As Executive Protection professionals, we can no longer sit on the cyber sidelines if we want to truly be effective at protecting our VIPs. This breach and the many other cyber-attacks in 2021 clearly demonstrate an increase in activity. It is therefore critical that those in EP embrace the threats of the digital information age and work to protect against or mitigate them as best as possible.
Developing relationships with your corporate IT security folks and having regular conversations with them is probably a good start. You don’t have to be an IT expert, but you should know who they are in your organization and what issues they’re tracking.

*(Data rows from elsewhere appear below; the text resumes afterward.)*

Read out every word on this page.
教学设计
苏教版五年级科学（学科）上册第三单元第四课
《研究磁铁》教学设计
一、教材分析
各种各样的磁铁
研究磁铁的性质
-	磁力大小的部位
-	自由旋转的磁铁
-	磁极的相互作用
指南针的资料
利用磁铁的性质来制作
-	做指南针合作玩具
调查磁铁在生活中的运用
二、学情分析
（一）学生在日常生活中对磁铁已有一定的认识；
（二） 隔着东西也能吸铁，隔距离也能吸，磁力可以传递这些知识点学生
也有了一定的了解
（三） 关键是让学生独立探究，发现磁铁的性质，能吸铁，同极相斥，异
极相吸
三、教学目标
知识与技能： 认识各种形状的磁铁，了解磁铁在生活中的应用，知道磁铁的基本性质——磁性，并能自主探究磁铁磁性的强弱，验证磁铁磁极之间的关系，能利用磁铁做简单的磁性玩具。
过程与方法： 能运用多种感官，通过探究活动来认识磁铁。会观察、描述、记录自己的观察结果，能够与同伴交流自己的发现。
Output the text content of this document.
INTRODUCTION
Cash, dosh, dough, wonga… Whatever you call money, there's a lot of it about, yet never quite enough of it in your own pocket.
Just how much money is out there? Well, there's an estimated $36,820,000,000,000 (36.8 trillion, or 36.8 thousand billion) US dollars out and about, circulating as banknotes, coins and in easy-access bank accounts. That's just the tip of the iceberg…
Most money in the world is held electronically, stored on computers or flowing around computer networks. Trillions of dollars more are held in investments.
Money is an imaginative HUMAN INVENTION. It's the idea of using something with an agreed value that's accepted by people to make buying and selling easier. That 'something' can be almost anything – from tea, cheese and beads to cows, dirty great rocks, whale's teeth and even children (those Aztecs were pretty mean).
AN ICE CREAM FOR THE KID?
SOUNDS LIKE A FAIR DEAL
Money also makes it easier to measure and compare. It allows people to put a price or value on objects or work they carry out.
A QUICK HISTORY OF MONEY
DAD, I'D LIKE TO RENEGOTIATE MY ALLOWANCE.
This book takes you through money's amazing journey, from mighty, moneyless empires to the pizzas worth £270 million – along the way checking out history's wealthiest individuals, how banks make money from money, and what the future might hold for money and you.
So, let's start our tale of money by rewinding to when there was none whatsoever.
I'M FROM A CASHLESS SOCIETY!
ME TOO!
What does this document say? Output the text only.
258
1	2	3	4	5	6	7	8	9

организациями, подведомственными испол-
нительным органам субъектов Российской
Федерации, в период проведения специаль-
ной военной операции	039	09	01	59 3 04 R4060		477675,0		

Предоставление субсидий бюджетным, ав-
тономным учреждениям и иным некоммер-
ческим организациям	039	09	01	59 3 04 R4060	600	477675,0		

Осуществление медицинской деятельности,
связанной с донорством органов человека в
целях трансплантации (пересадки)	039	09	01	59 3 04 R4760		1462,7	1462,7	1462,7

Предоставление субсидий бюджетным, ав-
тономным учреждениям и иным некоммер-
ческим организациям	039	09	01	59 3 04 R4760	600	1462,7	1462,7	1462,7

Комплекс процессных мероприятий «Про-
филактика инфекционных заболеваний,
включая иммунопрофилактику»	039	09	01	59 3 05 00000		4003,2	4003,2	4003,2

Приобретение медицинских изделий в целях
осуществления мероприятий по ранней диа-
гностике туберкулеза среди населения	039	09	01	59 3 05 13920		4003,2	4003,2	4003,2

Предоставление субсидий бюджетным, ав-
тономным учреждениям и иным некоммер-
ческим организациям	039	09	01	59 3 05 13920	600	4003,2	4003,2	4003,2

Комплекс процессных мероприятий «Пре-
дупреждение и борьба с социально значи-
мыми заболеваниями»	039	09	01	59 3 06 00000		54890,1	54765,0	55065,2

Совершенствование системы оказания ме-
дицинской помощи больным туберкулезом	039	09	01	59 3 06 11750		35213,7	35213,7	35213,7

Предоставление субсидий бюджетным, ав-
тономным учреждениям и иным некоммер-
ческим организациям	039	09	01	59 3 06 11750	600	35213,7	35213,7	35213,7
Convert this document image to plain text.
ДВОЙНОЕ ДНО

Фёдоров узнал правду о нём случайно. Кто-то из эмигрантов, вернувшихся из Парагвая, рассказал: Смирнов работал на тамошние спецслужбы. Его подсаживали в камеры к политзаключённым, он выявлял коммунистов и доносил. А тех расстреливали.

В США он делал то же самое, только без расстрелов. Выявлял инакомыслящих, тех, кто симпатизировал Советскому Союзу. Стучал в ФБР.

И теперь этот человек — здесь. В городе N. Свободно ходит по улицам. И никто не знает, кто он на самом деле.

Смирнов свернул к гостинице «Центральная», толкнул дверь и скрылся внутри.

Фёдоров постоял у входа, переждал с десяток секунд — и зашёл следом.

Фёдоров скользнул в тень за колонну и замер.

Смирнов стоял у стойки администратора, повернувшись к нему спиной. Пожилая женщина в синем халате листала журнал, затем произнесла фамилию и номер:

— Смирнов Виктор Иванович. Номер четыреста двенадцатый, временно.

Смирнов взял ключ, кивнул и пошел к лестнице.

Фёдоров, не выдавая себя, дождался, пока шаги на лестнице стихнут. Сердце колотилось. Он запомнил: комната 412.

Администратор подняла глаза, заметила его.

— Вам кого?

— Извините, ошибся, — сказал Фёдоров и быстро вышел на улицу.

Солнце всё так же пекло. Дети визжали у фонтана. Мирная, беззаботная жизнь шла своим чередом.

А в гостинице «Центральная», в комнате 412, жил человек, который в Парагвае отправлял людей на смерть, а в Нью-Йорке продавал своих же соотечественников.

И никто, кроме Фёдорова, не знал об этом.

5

Also, if you want those conversations to be more effective, make sure you educate yourself on some elements of their world and learn some of their language. If you’re looking for a great place to stay on top of cyber issues that relate to Executive Protection, I highly recommend you check out the Cyber Threat and Protection forum on the VIP Local Asset Network (www.viplocalasset.com). – Justin Hanson, CEO SpecVIP Protection Group Inc.
The Biggest Collection of Passwords Leaked — Now What?
As you can probably tell by now, 2021 is the year of cyberattacks, phishing scams, malware, and all things bad. So now, more than ever, it’s important that every person starts taking their online safety and privacy more seriously.
One of the easiest ways to do that is by having good password hygiene and implementing the right practices. That includes using a password manager, making passwords long and complex, and never reusing old ones.
Also, it’s important to do security assessments, and most organizations should consider pen-testing. Finally, in situations like these, having cyber insurance is invaluable.
And if you’re worried that your data was part of the RockYou2021 breach, you can check out the CyberNews data leak checker. It will tell you whether your information is still safe, and how to keep it that way.